Ação Civil Pública iniciada pelo Ministério Público do Trabalho de Araraquara, contra unidades da Raizen na região central do Estado de São Paulo, redundou na determinação principal de a empresa por fim à subcontratação de terceirizadas para o transporte, plantio, colheita e carregamento de cana-de-açúcar. Indenização por dano causado à coletividade (sociedade e trabalhadores) foi fixada em R$ 3 milhões, revertidos à Irmandade da Santa Casa de Misericórdia de Araraquara.
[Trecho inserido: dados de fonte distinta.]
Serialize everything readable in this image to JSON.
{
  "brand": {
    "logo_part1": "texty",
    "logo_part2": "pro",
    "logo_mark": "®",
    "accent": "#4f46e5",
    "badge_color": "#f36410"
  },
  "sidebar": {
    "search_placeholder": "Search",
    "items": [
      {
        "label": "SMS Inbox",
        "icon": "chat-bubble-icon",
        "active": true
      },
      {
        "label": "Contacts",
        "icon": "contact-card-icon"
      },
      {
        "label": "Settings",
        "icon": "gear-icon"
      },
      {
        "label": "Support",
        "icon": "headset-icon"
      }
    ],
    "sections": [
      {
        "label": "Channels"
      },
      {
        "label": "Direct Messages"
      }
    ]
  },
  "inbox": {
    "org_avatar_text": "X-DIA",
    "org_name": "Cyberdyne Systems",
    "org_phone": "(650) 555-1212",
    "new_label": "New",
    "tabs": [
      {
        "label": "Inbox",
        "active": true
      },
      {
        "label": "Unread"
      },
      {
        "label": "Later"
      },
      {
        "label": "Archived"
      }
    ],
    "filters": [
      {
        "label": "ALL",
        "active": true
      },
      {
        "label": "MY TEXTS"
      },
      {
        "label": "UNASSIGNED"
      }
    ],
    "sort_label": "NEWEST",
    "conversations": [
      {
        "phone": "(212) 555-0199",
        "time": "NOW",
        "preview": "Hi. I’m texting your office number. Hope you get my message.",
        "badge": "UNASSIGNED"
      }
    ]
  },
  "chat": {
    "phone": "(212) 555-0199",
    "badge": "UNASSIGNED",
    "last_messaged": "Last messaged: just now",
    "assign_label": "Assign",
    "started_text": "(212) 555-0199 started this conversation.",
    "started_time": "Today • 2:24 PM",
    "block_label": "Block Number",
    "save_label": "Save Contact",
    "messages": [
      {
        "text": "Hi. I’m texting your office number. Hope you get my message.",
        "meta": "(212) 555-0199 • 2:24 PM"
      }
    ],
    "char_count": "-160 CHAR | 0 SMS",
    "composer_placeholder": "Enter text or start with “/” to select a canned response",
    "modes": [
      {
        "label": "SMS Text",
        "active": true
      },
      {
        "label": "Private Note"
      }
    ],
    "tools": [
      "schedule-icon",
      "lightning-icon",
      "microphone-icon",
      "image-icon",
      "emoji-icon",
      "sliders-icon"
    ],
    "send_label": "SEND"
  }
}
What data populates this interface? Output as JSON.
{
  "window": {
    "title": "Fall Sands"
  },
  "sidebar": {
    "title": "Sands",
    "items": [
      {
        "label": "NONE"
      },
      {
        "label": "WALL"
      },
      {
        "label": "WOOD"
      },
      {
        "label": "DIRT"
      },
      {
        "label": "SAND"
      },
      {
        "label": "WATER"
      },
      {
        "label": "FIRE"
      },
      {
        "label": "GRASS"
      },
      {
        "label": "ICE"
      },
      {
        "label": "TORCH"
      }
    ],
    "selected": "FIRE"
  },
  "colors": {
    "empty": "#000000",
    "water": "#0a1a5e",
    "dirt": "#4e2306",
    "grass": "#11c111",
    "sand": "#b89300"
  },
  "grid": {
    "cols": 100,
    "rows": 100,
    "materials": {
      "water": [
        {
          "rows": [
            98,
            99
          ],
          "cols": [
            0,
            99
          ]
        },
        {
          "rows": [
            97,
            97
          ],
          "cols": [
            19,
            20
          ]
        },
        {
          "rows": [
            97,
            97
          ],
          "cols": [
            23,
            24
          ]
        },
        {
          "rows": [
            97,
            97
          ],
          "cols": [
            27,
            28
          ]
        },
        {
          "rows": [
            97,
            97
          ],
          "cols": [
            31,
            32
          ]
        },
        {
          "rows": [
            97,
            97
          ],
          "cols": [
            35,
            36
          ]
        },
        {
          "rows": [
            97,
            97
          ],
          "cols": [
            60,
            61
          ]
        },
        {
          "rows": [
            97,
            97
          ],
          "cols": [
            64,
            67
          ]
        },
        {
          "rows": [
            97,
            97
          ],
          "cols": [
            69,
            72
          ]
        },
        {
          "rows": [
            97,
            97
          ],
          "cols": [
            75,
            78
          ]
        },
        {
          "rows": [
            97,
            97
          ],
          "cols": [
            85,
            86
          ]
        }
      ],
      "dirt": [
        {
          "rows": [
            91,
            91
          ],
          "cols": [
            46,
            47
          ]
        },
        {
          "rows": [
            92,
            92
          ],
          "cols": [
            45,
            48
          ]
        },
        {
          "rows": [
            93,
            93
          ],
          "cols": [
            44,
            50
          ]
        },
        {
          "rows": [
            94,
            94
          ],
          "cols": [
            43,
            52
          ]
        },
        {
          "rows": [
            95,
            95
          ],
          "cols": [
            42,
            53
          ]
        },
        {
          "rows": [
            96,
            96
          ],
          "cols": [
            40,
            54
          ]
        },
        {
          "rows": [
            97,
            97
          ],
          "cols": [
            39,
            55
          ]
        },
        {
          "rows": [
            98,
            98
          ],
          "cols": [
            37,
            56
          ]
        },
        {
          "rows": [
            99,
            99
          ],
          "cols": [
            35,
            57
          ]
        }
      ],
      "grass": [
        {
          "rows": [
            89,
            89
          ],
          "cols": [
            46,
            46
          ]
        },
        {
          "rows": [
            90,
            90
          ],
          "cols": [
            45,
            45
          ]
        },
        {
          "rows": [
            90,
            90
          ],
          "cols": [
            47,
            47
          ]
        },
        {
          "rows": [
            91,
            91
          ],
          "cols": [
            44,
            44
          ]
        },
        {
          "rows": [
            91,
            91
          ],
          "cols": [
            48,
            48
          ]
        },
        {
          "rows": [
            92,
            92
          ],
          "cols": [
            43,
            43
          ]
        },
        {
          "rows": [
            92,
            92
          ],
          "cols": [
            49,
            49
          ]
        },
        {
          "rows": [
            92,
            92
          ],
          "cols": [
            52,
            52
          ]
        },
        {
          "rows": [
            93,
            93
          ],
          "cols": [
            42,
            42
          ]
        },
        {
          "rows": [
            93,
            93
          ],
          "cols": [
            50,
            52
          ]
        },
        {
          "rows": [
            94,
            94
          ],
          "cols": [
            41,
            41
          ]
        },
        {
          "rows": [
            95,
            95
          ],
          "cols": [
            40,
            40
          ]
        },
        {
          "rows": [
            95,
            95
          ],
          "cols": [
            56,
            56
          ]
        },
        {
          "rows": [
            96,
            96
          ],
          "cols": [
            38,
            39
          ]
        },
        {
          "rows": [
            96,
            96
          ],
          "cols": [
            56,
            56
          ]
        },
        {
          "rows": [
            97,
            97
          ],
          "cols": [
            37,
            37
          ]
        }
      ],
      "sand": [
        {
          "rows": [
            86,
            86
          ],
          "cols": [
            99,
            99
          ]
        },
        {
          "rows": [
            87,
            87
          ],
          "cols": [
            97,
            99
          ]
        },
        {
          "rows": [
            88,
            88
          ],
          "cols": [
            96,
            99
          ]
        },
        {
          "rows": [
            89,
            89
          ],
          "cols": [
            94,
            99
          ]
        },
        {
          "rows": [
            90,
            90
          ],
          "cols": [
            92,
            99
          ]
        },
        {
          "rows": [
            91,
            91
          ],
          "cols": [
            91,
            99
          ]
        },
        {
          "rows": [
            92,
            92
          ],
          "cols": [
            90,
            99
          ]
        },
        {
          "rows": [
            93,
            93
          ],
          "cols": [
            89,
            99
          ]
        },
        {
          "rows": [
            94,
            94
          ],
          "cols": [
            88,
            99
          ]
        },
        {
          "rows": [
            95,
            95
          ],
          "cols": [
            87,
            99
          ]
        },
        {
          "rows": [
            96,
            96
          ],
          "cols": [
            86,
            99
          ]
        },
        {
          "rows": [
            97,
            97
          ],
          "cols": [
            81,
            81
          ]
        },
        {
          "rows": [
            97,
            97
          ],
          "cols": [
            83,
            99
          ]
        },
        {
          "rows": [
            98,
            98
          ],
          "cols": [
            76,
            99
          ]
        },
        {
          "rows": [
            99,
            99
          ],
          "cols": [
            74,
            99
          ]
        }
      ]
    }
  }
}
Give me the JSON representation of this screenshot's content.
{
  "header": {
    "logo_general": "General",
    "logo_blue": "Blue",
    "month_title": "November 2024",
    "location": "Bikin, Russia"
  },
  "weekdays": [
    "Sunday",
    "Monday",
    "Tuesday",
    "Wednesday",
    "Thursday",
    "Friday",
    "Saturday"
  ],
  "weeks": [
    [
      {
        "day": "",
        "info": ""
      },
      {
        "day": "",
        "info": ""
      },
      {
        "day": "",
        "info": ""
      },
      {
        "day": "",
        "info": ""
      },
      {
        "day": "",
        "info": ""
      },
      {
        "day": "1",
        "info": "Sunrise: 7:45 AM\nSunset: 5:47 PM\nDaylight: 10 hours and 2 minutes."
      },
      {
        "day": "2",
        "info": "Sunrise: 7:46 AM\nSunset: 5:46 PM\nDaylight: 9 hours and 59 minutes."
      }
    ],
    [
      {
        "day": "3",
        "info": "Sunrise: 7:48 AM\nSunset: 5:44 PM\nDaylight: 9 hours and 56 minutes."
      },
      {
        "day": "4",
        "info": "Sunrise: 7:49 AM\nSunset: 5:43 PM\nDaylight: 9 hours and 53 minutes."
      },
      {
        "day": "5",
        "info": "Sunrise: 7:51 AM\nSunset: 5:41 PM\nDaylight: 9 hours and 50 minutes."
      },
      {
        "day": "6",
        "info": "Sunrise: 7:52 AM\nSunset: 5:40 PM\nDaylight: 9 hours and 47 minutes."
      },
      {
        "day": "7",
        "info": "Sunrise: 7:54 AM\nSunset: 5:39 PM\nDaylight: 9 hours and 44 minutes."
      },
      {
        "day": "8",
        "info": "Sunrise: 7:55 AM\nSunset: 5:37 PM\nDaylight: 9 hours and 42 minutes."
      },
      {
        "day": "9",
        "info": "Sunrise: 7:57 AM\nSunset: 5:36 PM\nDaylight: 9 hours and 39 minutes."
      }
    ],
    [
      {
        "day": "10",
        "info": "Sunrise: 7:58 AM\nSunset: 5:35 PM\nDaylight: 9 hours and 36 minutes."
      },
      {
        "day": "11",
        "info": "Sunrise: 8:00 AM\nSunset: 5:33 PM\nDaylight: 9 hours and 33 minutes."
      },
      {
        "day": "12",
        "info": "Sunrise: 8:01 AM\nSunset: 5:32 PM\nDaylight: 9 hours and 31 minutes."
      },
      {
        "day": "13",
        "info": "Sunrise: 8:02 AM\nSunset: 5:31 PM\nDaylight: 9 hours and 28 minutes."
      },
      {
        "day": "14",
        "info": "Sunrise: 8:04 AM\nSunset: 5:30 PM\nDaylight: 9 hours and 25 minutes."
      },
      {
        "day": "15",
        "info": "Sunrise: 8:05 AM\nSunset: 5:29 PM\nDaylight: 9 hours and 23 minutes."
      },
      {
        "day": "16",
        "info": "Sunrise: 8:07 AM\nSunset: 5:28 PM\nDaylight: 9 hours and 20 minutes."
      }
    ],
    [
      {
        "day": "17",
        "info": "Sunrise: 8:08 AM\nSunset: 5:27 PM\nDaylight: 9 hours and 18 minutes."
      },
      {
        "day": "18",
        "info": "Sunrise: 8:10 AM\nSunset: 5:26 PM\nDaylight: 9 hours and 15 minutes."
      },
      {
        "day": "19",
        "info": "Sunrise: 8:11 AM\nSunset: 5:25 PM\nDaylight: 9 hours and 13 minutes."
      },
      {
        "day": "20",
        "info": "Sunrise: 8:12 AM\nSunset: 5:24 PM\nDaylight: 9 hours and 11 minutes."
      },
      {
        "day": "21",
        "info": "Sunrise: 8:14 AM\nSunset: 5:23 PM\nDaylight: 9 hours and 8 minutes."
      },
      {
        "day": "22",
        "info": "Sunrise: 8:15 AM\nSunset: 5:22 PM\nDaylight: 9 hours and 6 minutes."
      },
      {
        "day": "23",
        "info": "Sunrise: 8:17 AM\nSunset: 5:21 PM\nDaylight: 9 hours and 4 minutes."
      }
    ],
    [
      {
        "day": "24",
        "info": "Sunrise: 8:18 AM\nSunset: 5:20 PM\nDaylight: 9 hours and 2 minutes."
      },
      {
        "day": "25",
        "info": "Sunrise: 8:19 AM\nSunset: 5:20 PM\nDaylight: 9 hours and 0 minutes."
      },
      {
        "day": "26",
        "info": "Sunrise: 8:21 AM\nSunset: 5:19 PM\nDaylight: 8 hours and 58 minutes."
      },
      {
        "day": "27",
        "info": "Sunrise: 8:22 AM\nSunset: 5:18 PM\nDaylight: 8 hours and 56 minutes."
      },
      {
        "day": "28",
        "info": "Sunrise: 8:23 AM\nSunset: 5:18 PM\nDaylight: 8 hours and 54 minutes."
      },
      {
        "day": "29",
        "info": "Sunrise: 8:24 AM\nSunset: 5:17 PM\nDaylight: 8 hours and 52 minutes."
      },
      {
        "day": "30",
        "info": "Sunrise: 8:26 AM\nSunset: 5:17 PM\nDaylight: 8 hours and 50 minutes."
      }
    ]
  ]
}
Após afastar diversas preliminares da recorrente patronal (sobrestamento do feito que adviria de suspensão, pelo STF, de julgamentos sobre terceirização de atividade-fim, julgamento extra-petita, litisconsórcio passivo necessário, inadequação da ação por se tratarem de interesses heterogêneos, inépcia de pedidos e impossibilidade de cumulação de pretensões), o juiz relator Marcelo Bueno Pallone asseverou, no mérito, que “a prova dos autos demonstrou à saciedade que a dita “atividade-fim” ou atividade finalística da ré, diga-se, o seu precípuo objetivo social e econômico é, além da produção do açúcar em bruto, também o fabrico de álcool, o que está estampado no instrumento societário com o qual a ré se apresenta à sociedade e também se trata de fato incontroverso, porquanto admitido em contestação. Assim sendo, para que a empresa ré alcance os objetivos sociais e econômicos a que se propõe, necessita, por óbvio, da matéria prima básica e essencial para a fabricação dos seus produtos que, como sabido de todos, é a cana-de-açúcar”.
Pallone exaltou a sentença do 1º grau, a qual “teve o zelo de perscrutar o processo produtivo do álcool, considerando as suas etapas desde o processo de maturação da cana-de-açúcar, de modo a demonstrar inequivocamente que se as usinas negligenciarem quanto à qualidade da matéria prima que utilizam no fabrico de seus produtos, seguramente terão aumentados os seus custos de produção, correndo inclusive o risco de inviabilizarem o negócio”.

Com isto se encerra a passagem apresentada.